An inverse design procedure was developed for the design of a mistuned rotor. The design requirements are that the stability margin of the eigenvalues of the aeroelastic system be greater than or equal to some minimum stability margin, and that the mass added to each blade be positive. The objective was to achieve these requirements with a minimal amount of mistuning. Hence, the problem was posed as a constrained optimization problem. The constrained minimization problem was solved by the technique of mathematical programming via augmented Lagrangians. The unconstrained minimization phase of this technique was solved by the variable metric method of Broyden, Fletcher, and Shanno. The bladed disk was modelled as being composed of a rigid disk mounted on a rigid shaft.

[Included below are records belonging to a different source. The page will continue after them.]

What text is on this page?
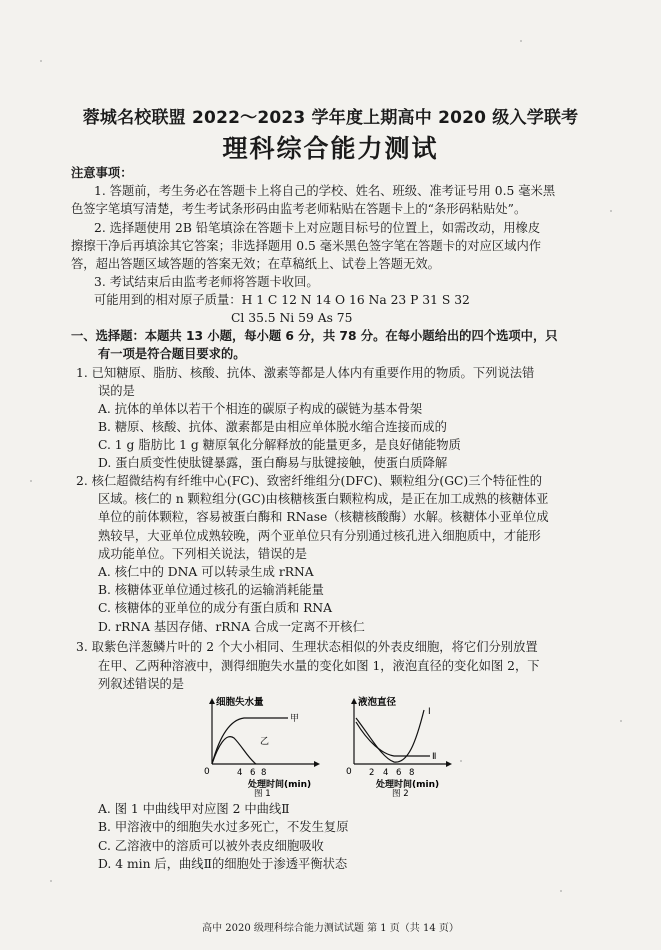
蓉城名校联盟 2022～2023 学年度上期高中 2020 级入学联考
理科综合能力测试
注意事项：
1. 答题前，考生务必在答题卡上将自己的学校、姓名、班级、准考证号用 0.5 毫米黑
色签字笔填写清楚，考生考试条形码由监考老师粘贴在答题卡上的“条形码粘贴处”。
2. 选择题使用 2B 铅笔填涂在答题卡上对应题目标号的位置上，如需改动，用橡皮
擦擦干净后再填涂其它答案；非选择题用 0.5 毫米黑色签字笔在答题卡的对应区域内作
答，超出答题区域答题的答案无效；在草稿纸上、试卷上答题无效。
3. 考试结束后由监考老师将答题卡收回。
可能用到的相对原子质量：H 1 C 12 N 14 O 16 Na 23 P 31 S 32
Cl 35.5 Ni 59 As 75
一、选择题：本题共 13 小题，每小题 6 分，共 78 分。在每小题给出的四个选项中，只
有一项是符合题目要求的。
1. 已知糖原、脂肪、核酸、抗体、激素等都是人体内有重要作用的物质。下列说法错
误的是
A. 抗体的单体以若干个相连的碳原子构成的碳链为基本骨架
B. 糖原、核酸、抗体、激素都是由相应单体脱水缩合连接而成的
C. 1 g 脂肪比 1 g 糖原氧化分解释放的能量更多，是良好储能物质
D. 蛋白质变性使肽键暴露，蛋白酶易与肽键接触，使蛋白质降解
2. 核仁超微结构有纤维中心(FC)、致密纤维组分(DFC)、颗粒组分(GC)三个特征性的
区域。核仁的 n 颗粒组分(GC)由核糖核蛋白颗粒构成，是正在加工成熟的核糖体亚
单位的前体颗粒，容易被蛋白酶和 RNase（核糖核酸酶）水解。核糖体小亚单位成
熟较早，大亚单位成熟较晚，两个亚单位只有分别通过核孔进入细胞质中，才能形
成功能单位。下列相关说法，错误的是
A. 核仁中的 DNA 可以转录生成 rRNA
B. 核糖体亚单位通过核孔的运输消耗能量
C. 核糖体的亚单位的成分有蛋白质和 RNA
D. rRNA 基因存储、rRNA 合成一定离不开核仁
3. 取紫色洋葱鳞片叶的 2 个大小相同、生理状态相似的外表皮细胞，将它们分别放置
在甲、乙两种溶液中，测得细胞失水量的变化如图 1，液泡直径的变化如图 2，下
列叙述错误的是
细胞失水量
甲
乙
0	4 6 8
处理时间(min)
图 1
液泡直径
Ⅰ
Ⅱ
0 2 4 6 8
处理时间(min)
图 2
A. 图 1 中曲线甲对应图 2 中曲线Ⅱ
B. 甲溶液中的细胞失水过多死亡，不发生复原
C. 乙溶液中的溶质可以被外表皮细胞吸收
D. 4 min 后，曲线Ⅱ的细胞处于渗透平衡状态
高中 2020 级理科综合能力测试试题 第 1 页（共 14 页）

Each of the blades were modelled with a single tosional degree of freedom. Adamcyzk and Goldstein's linearized aerodynamic model for the unsteady moment coefficients in a supersonic cascade was applied at the typical section. The resulting non-self-adjoint eigenvalue problem is of the form Aq = XBq. The eigenvalues and eigenvectors of this eigenvalue problem were found by a fourth-order Runge-Kutta line integration of the derivatives of the eigenvalues and eigenvectors. It was shown that mass mistuning does not introduce damping into the system, and that a necessary but not sufficient condition for stability is that the blade be self damped. The results of the optimization showed that an optimally mistuned rotor can achieve a given stability margin for a much lower level of mistuning than alternate mistuning. However, it was shown that optimal mistuning is sensitive to errors in mistuning. Small errors in the implementation of optimal mistuning can severely reduce the gains in stability achieved by optimal mistuning. Alternate mistuning, on the other hand, is relatively insensitive to errors in mistune.